Even the current Guild bank only serves as a layer of protection for guilds and takes the burden of a character slot for the Express purpose of being a guild bank. This toon was my guild bank in Vanilla.
It isnt foolproof, mind you, but an accountability of such items is welcome, and it falls in line with the basic support Blizzard likes to put into play. At the same time, it was not in Vanilla.
That said, there are ways of enacting a guild bank without breaking the Vanilla experience. Just a little lateral thinking is involved.
I see what you’re getting at there. However. Long term wow has bled subs since the peak and has slowly but surely declined since.
It is a very common belief that long term classic will do the exact same thing. Regardless of initial surge. Historically this is accurate with every single mmo.
That being said. If classic runs that gambit and is already in decline. Which in turn is a decline in over all wow subs. TBC server would have a strong chance of retaining those subs. Longer term.
Heck there is even a chance that some are retained by checking out retail. Same with the cyclical players who traditionally unsub after patches on live have been devoured. Being retained by classic or classic tbc, classic wrath.
In blizz’s eyes so what if they have 10 mill subs spread out over multiple iterations of the game? It’s still 10 million subs.
As far as character copy/transfer goes they could also use pre set toons from the previous expansions level cap to ensure a “fresh level” playing field.

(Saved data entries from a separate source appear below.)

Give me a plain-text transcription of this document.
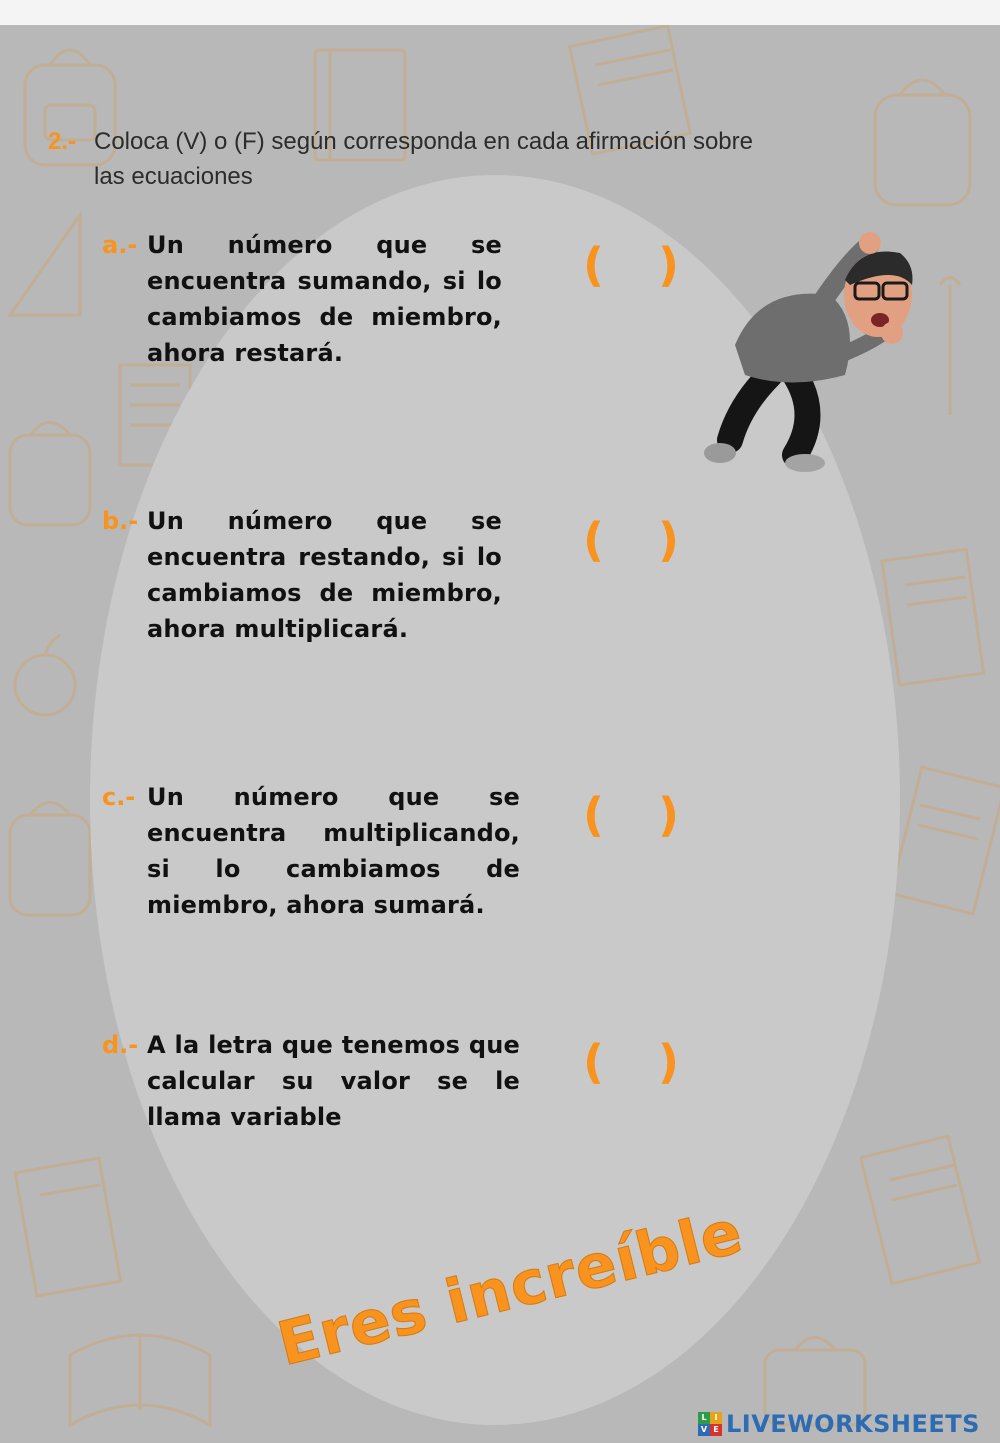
2.- Coloca (V) o (F) según corresponda en cada afirmación sobre las ecuaciones
a.- Un número que se encuentra sumando, si lo cambiamos de miembro, ahora restará.
( )
b.- Un número que se encuentra restando, si lo cambiamos de miembro, ahora multiplicará.
( )
c.- Un número que se encuentra multiplicando, si lo cambiamos de miembro, ahora sumará.
( )
d.- A la letra que tenemos que calcular su valor se le llama variable
( )
Eres increíble
L I
V E LIVEWORKSHEETS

In TBC you’r toon starts off at level 60 and progresses through TBC leveling or starts at level 1. Good player choice. Then you don’t have all the extra work of copy transfer or economy issues.
I would love the option to player through both a Classic server and then a BC server that starts players at level 1 in the original starter zones (would that be considered a progression server?). I wonder how they’d handle things like the XP nerf hammer that 2.3 put on what was then Vanilla content.
If we’re going to dream about that far down the road, I want to dream about building my character up to the point where I can stand in Northrend for the first time again. The longer WoW has gone on, the more it’s felt to me like a trilogy that the writers didn’t want to let end. I know the lore covers more than Arthas, but his death seemed like such a fitting ending to the story.
By storage space being a commodity, if effects the economy in that there are more motivated sellers. You’re probably right that it wouldn’t change much, to be fair.
The only potential to impact the economy would be someone stockpiling mats and crashing the market. But then someone can do that with or without guild banks.
Any given account has an upper limit on the number of items it can hold, due to bags and such. A fully tabbed guild bank by itself can hold about half of what all the alts you could create in Classic could hold. So each alt with a guild bank is a significantly large ‘force multiplier’. And people will try and crash the price of items or drive it up by scarcity etc. Private Servers are plauged by the “Devilsaur/Black Lotus Mafia”
The problem with this is that you’re thinking like guild banks are heavily requested and with not enough push back. The debate against them is strong as the community in general is no changes. Blizzard also stated that they will not add such things in general. For Blizzard to change their minds there needs to be a substantial amount of requests with minimal counters.
Guild bank debate does not meet this standard. It isn’t argued enough and it has plenty of overwhelming backlash as you can see in response to your own thread.
Stockpiling can drive up a price too, and then you release them at a rate that maintains that high price by controlling scarcity. This is literally what the Devilsaur Mafia does.
Its a Private Server thing that they fully intend to bring into Vanilla. And yes, its ridiculous, but if you want to be rich, you have to screw over everyone else.